Cryptographic hashes work great to identify segments of identical data.

But there’s a problem: what if we don’t know where the boundary of a file is? Like, the “JPEG-embedded-in-PDF” problem, or just some other circumstance where we can’t just do sector-based (or the equivalent) hashing? Or, what if the target of an investigation deliberately changes a file? Crypographic hashes are designed so that even a single bit change in the input will change ~12 of the output hash bits. Obviously the human eye might still be able to detect the similarity between documents, but can we do so automatically?

Today’s paper (Kornblum’s “…Context Triggered Piecewise Hashing”) is about one method to do so. (Notably it is independent of the underlying file type; there are methods for looking for, say, similar JPEGs, like PhotoDNA; we may talk more in depth about image-specific forensics later in the semester).

Piecewise hashing, rolling hashing

Piecewise hashing is a version of the “MD5 trick” for files rather than disk images. It’s just block hashing. Nothing deeper.

FNV: a fast but non-cryptograpic hash (makes no guarantees about collision resistance, preimage resistance, etc.). It’s the kind of thing you might use to compute hashes for a hash table when you are not concerned about hostile input.

Rolling hash functions, due to Rabin (or Karp and Rabin, depending upon context) are a different beast. In Kornblum, they are defined as a “a pseudo-random value based only on the current context of the input. The rolling hash works by maintaining a state based solely on the last few bytes from the input.” So, the value r_p for a given position p in the input is a function fo the last several bytes starting at position p.

Treat a k-gram c1 … ck as a k-digit number in some base b. The hash H(c1 …ck) of c1 …ck is this number:

c1 * b^(k−1) +c2 * b^(k−2) *… + c_(k−1)*b + ck

To compute the hash of the k-gram c2 … ck+1 , we need only subtract out the high-order digit, multiply by b, and add in the new low order digit. Thus we have the identity:

H(c2 …c_(k+1)) = (H(c1 …ck) − c1 * bk−1) * b + ck+1

Here the ‘c’s might be a byte value, and b might 256; the width of the hash is constrained by the underlying data type (be careful if you use signed vs unsigned).

(This formulation has a problem in that new values only tend to affect low-order bits. See Broder, “On the resemblance and containment of documents.” for at least one fix.)

Rolling hashes are (part of) how MOSS works, for those of you interested in plagiarism detection :)

Combining the hash algorithms: context triggered piecewise hashing

The key idea in Kornblum then is that we combine the two hashes to find a “better” fingerprint for a file, one that will hopefully still be useful if parts of the file change or have their relative offsets changed.

First, we compute the rolling hash of the file.
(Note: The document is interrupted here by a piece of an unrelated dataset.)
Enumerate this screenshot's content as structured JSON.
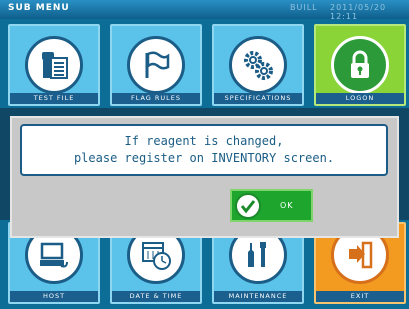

Keep in mind this is actually a long sequence of hash values (almost as many as there are bytes in the file). But we don’t keep them all. Instead, we look for a particular marker value in the rolling hash. (Depending upon the size of the rolling hash, we might either look for a precise value, or a value mod a smaller size, etc. – the goal here is to get “enough” markers).

These markers serve as the boundaries for our traditional piecewise hash. Kornblum refers to these values as “triggers.”

So the CTPW hash is the sequence of piecewise hashes of the pieces delimited by the trigger values of the rolling hash.

Why “at most 2” changes if there is a change in the underlying file? Probably due to min-block-size, as described later.

spamsum algorithm

spamsum is a specific implementation of the above. It uses a particular implementation of the rolling hash, FNV for the regular hash, a deterministic value for the trigger value (based upon constraints), and computes a signature. The exact details are in the paper if you are curious. The important thing to note is there is a minimum block size specified (power of 2) which relates to how large of a trigger value is looked for.

Ultimately, the signature consists of a sequence of base64 encoded LS6Bs (least significant 6 bits) of FNV hashes of the chunks delimited by triggers. Note that this is actually done twice: once for a blocksize of b, and once for a block size of 2b!

If the signature is too short, the block size is halved and the procedure runs again until a “long enough” signature is found.

Again, the signature contains another sequence, where the underlying block size is doubled anyway; so signatures for the final block size b and for double it, 2b, are both included.

Comparing spamsum signatures

Notably you need the same block size – this is why spamsum includes both b and 2b, so you can compare signatures within one step of each other. (Why might you need this? Because the block size is sensitive to the input, and if the input is tweaked, then the required blocksize might change.)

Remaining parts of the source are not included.